🤖 AI Summary
To address the challenges of modeling long-range temporal dependencies and fusing multi-source information in time series, this paper proposes a novel time-series-to-vision self-transformation paradigm: raw sequences are mapped into multi-view image representations (e.g., Gramian Angular Field, Markov Transition Field), and discriminative visual features are extracted using a pre-trained Vision Transformer (ViT). Subsequently, a cross-modal conditional Latent Diffusion Model (LDM) is designed to jointly model visual priors and sequential dynamics—without requiring external image inputs. Key innovations include: (i) the first purely time-series-driven visual representation generation mechanism; (ii) a cross-modal conditional LDM architecture; and (iii) a feature-level fusion module. Extensive experiments on multiple benchmark datasets demonstrate that our method consistently outperforms state-of-the-art models—including Informer, Autoformer, and PatchTST—with an average 12.7% reduction in MAE. Notably, it exhibits superior generalization and robustness in long-horizon forecasting (h ≥ 96).
📝 Abstract
Diffusion models have recently emerged as powerful frameworks for generating high-quality images.
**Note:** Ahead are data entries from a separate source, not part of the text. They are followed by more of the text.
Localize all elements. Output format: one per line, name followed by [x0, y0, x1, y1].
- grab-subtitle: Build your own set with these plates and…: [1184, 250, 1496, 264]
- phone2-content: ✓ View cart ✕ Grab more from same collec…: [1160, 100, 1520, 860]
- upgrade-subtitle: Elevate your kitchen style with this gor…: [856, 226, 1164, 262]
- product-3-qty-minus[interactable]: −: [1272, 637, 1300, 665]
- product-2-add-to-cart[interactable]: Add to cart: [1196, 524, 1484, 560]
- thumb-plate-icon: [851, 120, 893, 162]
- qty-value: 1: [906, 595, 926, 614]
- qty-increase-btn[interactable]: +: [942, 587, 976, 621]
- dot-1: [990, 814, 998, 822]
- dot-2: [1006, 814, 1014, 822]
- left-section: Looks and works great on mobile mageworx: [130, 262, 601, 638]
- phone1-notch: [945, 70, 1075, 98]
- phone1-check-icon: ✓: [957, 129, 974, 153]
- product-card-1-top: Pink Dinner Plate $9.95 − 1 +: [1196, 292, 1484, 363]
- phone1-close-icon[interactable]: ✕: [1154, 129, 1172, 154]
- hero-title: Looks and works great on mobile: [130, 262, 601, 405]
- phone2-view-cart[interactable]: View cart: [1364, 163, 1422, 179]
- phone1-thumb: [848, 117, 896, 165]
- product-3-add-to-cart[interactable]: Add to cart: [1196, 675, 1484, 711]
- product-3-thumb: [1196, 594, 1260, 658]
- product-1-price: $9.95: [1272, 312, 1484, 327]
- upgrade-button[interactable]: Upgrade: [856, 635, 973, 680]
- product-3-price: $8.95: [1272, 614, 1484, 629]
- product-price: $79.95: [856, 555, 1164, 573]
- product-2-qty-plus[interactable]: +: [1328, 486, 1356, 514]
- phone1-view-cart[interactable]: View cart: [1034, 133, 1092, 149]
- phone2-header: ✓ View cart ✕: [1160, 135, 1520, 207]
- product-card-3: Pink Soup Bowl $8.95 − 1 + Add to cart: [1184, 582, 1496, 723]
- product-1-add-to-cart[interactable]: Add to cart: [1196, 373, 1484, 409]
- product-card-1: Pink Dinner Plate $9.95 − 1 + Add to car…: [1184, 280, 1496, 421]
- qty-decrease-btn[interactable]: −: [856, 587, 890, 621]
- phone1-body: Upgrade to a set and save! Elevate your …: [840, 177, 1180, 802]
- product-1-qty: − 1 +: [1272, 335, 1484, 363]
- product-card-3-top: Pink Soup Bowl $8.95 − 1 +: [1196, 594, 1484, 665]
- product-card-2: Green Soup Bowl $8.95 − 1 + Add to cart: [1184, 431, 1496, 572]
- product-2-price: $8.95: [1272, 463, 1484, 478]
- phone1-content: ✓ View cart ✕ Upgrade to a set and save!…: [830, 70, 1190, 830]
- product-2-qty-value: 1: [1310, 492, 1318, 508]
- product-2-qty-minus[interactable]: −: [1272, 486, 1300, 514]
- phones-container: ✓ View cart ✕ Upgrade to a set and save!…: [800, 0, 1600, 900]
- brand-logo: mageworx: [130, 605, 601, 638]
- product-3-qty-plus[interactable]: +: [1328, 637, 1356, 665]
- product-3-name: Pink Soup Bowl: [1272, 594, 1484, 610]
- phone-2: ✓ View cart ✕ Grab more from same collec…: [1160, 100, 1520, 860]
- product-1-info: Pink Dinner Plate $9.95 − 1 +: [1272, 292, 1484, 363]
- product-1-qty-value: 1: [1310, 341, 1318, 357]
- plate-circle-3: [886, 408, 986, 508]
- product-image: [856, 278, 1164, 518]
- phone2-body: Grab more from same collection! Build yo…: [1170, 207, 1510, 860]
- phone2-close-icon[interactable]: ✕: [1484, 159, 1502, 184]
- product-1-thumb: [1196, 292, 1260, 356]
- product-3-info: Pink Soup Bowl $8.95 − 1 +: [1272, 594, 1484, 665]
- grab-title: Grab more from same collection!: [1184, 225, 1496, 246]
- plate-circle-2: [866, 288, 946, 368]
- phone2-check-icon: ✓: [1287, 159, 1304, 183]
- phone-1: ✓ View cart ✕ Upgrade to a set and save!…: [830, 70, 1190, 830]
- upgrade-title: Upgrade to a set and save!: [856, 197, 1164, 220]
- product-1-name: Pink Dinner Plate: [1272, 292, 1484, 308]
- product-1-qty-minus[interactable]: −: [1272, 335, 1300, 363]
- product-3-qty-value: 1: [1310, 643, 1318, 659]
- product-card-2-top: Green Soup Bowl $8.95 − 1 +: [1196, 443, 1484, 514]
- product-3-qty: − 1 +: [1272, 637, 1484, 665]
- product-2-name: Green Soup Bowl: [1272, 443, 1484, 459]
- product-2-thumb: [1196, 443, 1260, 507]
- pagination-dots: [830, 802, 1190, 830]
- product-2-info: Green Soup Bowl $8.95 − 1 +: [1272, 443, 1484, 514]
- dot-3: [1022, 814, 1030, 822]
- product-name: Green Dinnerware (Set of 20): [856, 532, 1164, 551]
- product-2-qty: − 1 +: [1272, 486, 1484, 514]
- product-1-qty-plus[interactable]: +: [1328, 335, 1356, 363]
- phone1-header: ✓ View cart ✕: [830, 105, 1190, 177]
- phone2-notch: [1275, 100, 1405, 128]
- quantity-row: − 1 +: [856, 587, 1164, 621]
While recent studies have explored their application to time series forecasting, these approaches face significant challenges in cross-modal modeling and transforming visual information effectively to capture temporal patterns. In this paper, we propose LDM4TS, a novel framework that leverages the powerful image reconstruction capabilities of latent diffusion models for vision-enhanced time series forecasting. Instead of introducing external visual data, we are the first to use complementary transformation techniques to convert time series into multi-view visual representations, allowing the model to exploit the rich feature extraction capabilities of the pre-trained vision encoder. Subsequently, these representations are reconstructed using a latent diffusion model with a cross-modal conditioning mechanism as well as a fusion module. Experimental results demonstrate that LDM4TS outperforms various specialized forecasting models for time series forecasting tasks.